If you haven't read it, I highly encourage you to do so:
The things that I want to really point out:
- NCMEC is horribly underfunded, and has issues keeping (and retaining) technical talent.
- Startups like Thorn (Which is Ashton Kutcher's anti-child sex trafficking startup) try to help solve the problem by providing solutions to NCMEC, but, Thorn itself seems to be in a bit of a disarray with hiring and retaining technical talent. (I interviewed for a position at Thorn, and during the interview process, it was mentioned to me that the position that I was applying for had been open for six months! After two rounds, they rejected me with no feedback...which really kinda sucked from my point of view, but, it was the most depersonalized hiring process that I had ever been through).
- NCMEC is taking a LOT of funding from Google, Microsoft, and Facebook, who are also reporting things to NCMEC. NCMEC has no real transparency mandates and actively blocked the NYT from getting reasonable statistics.
I've seen this from a few different angles:
- In College, when I was working as the Campus Telephone, Telephone, and Cable TV guy, we had a janitor in one of the buildings who liked to look at things that he shouldn't during the overnight hours. I ended up working with an FBI agent to install spyware on the network for the lab so that they could help build a case against him.

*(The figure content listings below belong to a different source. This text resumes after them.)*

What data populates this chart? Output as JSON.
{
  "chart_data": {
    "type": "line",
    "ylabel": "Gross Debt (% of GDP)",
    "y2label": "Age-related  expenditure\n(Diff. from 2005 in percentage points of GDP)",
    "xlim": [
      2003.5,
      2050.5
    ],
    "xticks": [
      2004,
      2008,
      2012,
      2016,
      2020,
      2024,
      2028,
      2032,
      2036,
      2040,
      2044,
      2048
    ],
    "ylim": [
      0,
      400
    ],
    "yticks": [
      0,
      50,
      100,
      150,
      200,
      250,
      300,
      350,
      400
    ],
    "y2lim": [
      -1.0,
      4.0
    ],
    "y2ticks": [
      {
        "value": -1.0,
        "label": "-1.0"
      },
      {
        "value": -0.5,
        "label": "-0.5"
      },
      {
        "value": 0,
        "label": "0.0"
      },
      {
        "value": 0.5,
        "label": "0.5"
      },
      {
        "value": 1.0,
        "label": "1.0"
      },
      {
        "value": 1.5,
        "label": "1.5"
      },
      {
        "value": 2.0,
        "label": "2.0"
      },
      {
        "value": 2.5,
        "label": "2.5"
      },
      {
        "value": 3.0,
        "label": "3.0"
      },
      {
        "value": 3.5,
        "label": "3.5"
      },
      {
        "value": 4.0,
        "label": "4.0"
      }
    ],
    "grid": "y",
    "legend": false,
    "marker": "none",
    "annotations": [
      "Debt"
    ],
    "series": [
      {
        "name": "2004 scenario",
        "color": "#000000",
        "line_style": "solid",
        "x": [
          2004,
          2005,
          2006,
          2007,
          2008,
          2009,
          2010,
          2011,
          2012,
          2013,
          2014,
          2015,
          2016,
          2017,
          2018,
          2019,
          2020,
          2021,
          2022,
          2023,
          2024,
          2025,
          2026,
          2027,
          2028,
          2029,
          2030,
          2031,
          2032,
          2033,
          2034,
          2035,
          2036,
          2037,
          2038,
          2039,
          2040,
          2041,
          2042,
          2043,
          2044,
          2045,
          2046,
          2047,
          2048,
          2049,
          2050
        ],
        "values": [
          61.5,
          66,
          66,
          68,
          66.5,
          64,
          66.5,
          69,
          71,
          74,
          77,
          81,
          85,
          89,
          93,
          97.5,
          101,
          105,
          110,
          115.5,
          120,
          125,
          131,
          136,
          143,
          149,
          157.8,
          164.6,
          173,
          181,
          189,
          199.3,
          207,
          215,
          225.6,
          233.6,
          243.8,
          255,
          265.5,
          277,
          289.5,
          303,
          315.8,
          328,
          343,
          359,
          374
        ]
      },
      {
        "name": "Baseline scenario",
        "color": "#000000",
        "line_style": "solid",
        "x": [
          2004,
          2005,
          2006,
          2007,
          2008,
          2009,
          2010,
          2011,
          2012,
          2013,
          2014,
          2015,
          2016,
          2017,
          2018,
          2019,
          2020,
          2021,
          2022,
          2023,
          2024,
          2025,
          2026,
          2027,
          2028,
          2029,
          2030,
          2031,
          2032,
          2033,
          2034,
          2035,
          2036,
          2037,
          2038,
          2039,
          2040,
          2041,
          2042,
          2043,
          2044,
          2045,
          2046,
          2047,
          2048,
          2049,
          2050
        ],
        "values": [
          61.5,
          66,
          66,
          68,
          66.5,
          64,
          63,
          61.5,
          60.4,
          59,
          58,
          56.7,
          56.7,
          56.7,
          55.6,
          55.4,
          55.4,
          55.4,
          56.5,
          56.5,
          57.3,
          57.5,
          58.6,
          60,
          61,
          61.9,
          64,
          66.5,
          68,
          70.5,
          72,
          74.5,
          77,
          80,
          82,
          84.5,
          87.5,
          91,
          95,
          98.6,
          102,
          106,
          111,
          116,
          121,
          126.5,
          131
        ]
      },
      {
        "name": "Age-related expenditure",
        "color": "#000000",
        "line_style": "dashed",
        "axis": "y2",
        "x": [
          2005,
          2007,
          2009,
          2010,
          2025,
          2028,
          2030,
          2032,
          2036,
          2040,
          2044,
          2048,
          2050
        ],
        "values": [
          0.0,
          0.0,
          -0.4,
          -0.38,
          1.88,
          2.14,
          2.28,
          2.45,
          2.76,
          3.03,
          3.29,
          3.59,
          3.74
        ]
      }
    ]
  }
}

- Working for an online service that had a lot of user generated content – and submitted reports to NCMEC myself when there was questionable content. I ended up writing the compliance tool that we used until we went out of business (takes a hash and copy of the image, along with the user's ID/info and IP address and stored it until requested by a LEO).
I just want to start by saying that child sex abuse and child sex trafficking/pornography is more than a criminal issue – it's a mental epidemic. I think some of it is because of the generalization of porn (and admittedly, I'm sure I have had a part in that as well), but, as we build tools to allow for more privacy and secure communications on the web, we'll also encounter instances where those tools are used by bad actors for a variety of terrible things. I don't want to grow up in an Orwellian-esq world where "Big Brother" is watching everything that I do, but, I don't want to have these individuals amongst us, getting closer to children, and continuing the cycle of abuse.
While the NYT article shows the world at large the side of technology (and the struggles in keeping up with things), it's a great call to action for guys like me who want to be part of the solution and building tools to help Law Enforcement squash the spread and creation of this content.